The Arctic Ocean urgently needs environmental protections, says WWF Arctic head
"As a scientist I feel fairly pessimistic about the Arctic at the moment."
Environmental advocates warned that the Arctic Ocean needs further protections, and that it is critical they those are put in place soon.
There is dramatic urgency in this matter, says Peter Winsor, Arctic program director at the WWF, who participated in last week’s Arctic Frontiers conference in Tromsø, Norway.
“When I started to study the Arctic 20 years ago it was a completely different Arctic,” he said in a session on ocean health and blue growth. “Everything is changing now.”
The environmentalist, who is also an oceanography professor, made clear that “urgency is paramount.”
“Ten to 20 years — that is the timescale that is pushing the Arctic into a completely new state,” he said. “The Arctic is warming and losing sea ice, it is an unprecedented change and the way we deal with that is a big challenge.”
Winsor called for precautionary measures, and praised the international agreement signed in 2018 on unregulated fishing in the Central Arctic Ocean.
“The Arctic Ocean is already a stressed ecosystem and it is being stressed even more now with climate change. If we are going to develop a sustainable blue economy we first need to think about ecosystem,” he said and made clear that bigger parts of the Arctic must be protected.
“As a scientist I feel fairly pessimistic about the Arctic at the moment,” he admitted.
In its report on Blue Economy from 2018, the WWF makes clear that a new open ocean is in the making and that a pan-Arctic, ecologically coherent network of Marine Protected Areas should be created. Many of the proposed measures are discussed also in the Arctic Council’s PAME working group.
Winsor challenged the Norwegian government, and said that Norway has protected less than 1 percent of its Arctic waters.
“The international target for protection of the Arctic Ocean is 10 percent, while Norway as protected only less than 1 percent. There is a disparity here,” he said and nodded to Vidar Helgesen, the Norwegian Special Representative for the Ocean.
He also made clear that Russia has been far more active in protecting its part of the Arctic.
[Norway wants to fight plastic pollution in the Arctic — and drill for more oil]
Helgesen, who is the former Norwegian minister of climate and environment, was put under pressure also by moderator and BBC journalist Stephen Sackur. «Are you in favor for full steam ahead for oil exploration in a Barents Sea? Do you want responsible economic exploitation or outright protection?” Sackur asked and Helgensen hesitantly admitted that he “supports a policy of exploitation.”
“But we are in a transformation and we know that fossil fuels will be phased out, but we know that it is not going to happen overnight,” Helgensen added.
According to the Special Representative for the Ocean, “it is way more important to manage well the 100 percent of the ocean than to fully protect 10 percent of it.”
The Norwegian double policy is not well perceived by environmentalists.

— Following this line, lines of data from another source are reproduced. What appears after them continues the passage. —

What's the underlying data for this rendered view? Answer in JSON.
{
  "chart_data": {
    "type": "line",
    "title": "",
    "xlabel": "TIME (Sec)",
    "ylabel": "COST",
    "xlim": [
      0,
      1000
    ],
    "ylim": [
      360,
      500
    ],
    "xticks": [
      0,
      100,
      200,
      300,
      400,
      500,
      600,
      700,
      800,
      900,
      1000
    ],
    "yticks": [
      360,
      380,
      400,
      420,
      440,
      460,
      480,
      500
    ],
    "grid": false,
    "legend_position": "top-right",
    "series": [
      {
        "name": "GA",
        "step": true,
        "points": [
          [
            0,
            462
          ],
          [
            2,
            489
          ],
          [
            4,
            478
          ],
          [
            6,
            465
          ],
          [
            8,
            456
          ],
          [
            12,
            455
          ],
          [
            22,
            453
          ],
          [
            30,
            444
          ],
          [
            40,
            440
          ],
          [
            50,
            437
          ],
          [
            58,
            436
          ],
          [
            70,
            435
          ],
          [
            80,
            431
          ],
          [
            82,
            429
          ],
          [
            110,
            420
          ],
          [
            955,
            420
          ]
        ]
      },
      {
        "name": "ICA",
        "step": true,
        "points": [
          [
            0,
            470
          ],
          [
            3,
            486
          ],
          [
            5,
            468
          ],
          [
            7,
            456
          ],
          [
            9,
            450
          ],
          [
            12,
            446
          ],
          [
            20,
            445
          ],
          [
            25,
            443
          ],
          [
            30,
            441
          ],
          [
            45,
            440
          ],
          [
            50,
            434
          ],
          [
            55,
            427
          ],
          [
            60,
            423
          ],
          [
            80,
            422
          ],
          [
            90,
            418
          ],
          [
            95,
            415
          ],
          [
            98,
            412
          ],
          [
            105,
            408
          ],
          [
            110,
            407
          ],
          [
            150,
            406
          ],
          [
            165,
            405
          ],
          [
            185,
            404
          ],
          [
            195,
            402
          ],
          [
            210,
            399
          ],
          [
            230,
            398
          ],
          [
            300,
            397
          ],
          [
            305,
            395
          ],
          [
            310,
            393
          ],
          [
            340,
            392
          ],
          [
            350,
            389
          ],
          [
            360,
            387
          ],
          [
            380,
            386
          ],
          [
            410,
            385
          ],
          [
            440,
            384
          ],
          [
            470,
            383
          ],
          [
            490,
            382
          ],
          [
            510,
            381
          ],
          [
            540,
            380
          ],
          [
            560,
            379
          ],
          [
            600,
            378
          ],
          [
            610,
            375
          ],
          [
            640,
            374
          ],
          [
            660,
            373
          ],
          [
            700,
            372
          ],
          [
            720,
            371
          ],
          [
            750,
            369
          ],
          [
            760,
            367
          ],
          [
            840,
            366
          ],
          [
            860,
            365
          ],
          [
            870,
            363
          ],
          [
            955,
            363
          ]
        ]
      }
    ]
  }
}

“I would not say that the Norwegians are hypocritical; they are doing a lot of good things. But I am concerned that they still are pushing for development of non-renewable energy and extraction in Arctic,” Winsor said. “There is no way we can reach the IPCC goals of 1.5 degrees if we continue extracting oil,” he underlined.
He is not pessimistic about the situation. “The Arctic is still primarily undeveloped and we still have a chance to get it right,” he said. “For a number of reasons. For the people who live there for the animal species that live there and are stressed under effects of climate change.”